Washington, DC — NASD announced today that it has ordered Ameriprise Financial Services, Inc. of Minneapolis – formerly American Express Financial Advisors – to pay a fine of $500,000 for failing to adequately supervise the firm’s sales of 529 plans. NASD also ordered the firm to pay approximately $750,000 to compensate more than 500 customer accounts disadvantaged by those supervisory failures. The conduct at issue occurred when the firm was known as American Express Financial Advisors.
The enforcement action announced today is the first to result from NASD’s recent fact-finding sweep examining sales of the popular college savings plans.
529 college savings plans are tax-advantaged investment programs designed to help parents and others pay for qualified higher education costs. The plans offer families the opportunity to obtain growth and distribution of earnings that are free from federal taxes. Each of the 50 states and the District of Columbia currently offers at least one 529 plan – more than 80 plans are available in all. Federal tax advantages apply to all 529 college savings plans, while 26 states and the District of Columbia currently offer varying tax incentives as well – meaning that state tax treatment can be an important consideration for investors in deciding which plan to select. 529 plans are subject to regulation by the Municipal Securities Rulemaking Board, whose rules are enforced by NASD.

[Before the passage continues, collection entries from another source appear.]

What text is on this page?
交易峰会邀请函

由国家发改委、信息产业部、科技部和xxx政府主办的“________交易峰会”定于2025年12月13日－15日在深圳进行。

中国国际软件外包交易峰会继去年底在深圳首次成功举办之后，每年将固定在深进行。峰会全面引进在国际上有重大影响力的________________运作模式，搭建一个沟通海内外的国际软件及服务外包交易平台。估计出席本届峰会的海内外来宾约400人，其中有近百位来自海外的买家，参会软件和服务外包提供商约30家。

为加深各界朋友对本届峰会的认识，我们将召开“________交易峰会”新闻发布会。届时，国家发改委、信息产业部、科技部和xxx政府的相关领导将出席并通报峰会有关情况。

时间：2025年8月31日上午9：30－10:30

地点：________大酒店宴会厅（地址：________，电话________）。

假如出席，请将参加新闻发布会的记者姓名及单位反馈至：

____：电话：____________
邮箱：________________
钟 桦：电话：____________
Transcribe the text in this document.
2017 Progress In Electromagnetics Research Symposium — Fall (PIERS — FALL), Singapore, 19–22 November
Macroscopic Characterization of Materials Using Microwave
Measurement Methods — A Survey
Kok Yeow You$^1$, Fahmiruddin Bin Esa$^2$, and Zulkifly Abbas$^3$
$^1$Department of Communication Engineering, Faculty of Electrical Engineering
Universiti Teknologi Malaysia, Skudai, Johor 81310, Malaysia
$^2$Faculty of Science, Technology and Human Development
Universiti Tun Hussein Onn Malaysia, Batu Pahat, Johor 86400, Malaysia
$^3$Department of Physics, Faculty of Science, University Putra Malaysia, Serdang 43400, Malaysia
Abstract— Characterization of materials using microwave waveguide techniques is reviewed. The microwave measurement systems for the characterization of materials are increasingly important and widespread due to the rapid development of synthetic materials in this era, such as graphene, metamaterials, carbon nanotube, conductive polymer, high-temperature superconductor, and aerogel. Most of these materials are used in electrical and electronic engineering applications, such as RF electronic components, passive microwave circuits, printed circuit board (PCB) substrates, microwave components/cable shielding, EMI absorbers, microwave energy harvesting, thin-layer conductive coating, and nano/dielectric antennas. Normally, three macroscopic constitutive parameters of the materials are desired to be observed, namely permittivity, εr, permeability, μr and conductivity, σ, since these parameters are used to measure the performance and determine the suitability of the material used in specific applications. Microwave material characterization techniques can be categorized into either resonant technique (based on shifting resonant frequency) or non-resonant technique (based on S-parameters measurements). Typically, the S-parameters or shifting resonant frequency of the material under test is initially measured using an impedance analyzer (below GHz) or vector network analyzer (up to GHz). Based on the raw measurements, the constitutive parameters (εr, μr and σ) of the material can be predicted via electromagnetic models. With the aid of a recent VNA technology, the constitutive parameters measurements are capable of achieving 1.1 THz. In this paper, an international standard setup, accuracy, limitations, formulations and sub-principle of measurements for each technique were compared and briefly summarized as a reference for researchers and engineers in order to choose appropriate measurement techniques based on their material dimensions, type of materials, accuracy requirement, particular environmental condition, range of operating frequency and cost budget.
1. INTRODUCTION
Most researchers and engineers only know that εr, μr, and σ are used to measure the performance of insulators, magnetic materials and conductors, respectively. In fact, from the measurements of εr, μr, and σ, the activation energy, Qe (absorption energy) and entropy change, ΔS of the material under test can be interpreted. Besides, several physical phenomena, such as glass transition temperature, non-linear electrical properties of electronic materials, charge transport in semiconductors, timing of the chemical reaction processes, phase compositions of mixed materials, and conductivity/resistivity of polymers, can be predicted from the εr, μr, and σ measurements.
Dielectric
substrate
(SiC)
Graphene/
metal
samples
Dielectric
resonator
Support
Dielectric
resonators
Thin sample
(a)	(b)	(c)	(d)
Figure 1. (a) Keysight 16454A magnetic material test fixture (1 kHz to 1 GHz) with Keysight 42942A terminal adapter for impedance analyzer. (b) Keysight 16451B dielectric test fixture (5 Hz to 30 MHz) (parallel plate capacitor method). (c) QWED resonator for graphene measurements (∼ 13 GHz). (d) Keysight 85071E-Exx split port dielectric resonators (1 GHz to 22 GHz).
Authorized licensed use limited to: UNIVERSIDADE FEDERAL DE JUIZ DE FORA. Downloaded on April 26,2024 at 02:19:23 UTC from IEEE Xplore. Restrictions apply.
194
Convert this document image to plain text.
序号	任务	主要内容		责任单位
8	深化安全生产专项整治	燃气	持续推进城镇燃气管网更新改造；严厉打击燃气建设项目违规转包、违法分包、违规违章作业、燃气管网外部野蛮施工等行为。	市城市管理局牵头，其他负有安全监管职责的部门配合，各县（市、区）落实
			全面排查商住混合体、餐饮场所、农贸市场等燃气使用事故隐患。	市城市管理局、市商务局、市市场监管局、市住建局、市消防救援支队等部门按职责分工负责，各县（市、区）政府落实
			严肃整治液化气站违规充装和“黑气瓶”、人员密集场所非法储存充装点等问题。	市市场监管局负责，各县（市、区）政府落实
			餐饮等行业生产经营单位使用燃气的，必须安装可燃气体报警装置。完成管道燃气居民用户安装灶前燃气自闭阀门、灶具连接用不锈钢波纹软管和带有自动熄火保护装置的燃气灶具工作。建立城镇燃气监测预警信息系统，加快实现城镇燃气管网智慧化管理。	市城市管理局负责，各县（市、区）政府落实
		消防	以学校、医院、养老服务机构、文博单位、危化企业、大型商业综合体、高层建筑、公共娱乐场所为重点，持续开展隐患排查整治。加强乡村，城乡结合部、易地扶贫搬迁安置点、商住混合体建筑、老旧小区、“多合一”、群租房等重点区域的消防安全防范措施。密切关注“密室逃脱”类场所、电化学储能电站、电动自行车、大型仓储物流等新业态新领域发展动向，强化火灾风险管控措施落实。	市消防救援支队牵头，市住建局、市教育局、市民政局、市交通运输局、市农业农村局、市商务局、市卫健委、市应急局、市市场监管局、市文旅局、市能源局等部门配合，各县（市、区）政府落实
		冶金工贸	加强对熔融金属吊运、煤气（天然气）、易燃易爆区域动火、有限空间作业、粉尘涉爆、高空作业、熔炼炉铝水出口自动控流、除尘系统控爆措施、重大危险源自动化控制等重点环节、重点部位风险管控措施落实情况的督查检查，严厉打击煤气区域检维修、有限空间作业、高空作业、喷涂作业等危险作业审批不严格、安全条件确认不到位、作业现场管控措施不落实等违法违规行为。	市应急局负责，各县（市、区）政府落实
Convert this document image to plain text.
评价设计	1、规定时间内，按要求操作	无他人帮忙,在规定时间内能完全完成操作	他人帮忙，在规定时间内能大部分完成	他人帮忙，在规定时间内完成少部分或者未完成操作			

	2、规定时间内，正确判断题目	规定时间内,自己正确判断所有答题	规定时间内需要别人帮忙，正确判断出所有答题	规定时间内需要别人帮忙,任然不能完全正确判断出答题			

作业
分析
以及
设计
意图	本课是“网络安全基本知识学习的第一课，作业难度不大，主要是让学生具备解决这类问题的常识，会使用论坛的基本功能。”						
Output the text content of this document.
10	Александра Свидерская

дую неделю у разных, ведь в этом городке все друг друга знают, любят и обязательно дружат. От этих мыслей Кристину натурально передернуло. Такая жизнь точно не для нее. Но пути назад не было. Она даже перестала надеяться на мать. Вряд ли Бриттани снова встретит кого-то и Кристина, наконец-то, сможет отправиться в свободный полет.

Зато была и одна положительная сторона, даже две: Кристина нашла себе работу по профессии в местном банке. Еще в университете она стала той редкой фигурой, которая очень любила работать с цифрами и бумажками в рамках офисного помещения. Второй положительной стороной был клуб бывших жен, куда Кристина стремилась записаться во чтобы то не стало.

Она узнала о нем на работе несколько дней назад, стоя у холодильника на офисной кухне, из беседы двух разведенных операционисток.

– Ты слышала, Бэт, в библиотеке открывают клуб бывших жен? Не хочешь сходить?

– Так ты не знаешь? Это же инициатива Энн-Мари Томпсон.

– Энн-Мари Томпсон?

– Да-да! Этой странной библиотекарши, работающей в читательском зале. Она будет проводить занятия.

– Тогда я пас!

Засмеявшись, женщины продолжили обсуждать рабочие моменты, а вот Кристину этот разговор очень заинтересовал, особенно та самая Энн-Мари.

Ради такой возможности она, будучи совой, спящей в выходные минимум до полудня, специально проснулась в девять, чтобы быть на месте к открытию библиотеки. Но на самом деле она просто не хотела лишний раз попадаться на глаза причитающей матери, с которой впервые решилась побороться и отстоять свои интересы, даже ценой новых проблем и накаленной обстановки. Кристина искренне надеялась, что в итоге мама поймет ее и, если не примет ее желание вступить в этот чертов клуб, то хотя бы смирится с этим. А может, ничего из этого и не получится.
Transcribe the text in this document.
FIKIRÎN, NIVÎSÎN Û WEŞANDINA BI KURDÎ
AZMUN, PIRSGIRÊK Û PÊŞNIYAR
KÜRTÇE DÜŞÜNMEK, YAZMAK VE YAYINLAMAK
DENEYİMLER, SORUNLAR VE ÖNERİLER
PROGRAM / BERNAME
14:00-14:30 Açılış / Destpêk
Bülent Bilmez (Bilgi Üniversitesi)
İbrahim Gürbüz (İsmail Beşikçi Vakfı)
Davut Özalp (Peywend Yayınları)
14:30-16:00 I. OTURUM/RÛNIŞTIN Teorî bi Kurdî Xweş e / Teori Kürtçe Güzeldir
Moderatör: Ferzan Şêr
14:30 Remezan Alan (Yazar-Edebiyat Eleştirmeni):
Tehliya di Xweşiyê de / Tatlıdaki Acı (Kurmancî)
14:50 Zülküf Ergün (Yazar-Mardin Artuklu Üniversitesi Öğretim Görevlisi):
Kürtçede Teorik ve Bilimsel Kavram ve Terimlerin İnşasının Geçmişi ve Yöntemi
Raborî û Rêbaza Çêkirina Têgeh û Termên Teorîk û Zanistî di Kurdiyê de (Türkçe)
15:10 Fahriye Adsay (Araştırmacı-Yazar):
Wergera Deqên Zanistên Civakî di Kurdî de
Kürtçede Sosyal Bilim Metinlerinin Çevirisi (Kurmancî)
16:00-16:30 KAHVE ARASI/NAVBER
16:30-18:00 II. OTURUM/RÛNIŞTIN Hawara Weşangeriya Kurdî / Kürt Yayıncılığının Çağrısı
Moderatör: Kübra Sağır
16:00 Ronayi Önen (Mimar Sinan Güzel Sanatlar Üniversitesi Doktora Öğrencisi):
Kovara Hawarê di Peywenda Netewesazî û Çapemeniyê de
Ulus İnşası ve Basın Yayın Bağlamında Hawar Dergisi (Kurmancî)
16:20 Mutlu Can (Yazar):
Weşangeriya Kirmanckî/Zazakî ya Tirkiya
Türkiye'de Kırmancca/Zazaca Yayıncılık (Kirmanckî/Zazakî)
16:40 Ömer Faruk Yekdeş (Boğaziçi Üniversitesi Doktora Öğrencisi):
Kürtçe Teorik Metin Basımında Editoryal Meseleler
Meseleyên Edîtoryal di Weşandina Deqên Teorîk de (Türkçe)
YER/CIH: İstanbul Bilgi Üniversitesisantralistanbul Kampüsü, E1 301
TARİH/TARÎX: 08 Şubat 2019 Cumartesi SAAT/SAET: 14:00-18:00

“529 college savings plans play an increasingly important role in enabling families to save for college. NASD has long been concerned that investors understand the differences between the many different 529 plans that are being offered today and choose a plan that is right for them,” said NASD Vice Chairman Mary L. Schapiro. “These are complex investments, and individual investors need to consider a number of factors when choosing a 529 Plan – including its performance, investment choices, fees and expenses and its tax implications.”
NASD’s investigation showed that from May 2001 through the end of 2004, Ameriprise sold over $1.1 billion of 529 plans to more than 138,000 customer accounts, at a time when the firm’s supervision of 529 sales was inadequate. NASD found that the firm’s procedures during this period were not reasonably designed to achieve compliance with suitability obligations in the sale of 529 plans. In fact, from May 2001 until October 2003, when the firm sold over $625 million of 529 plans, most of the firm’s procedures for sale of 529 plans were simply general compliance requirements relating to the sale of all products offered by Ameriprise. Although Ameriprise did adopt certain procedures in October 2003 relating specifically to the sale of 529 plans, NASD found that those procedures were not adequate to address the firm’s suitability obligations.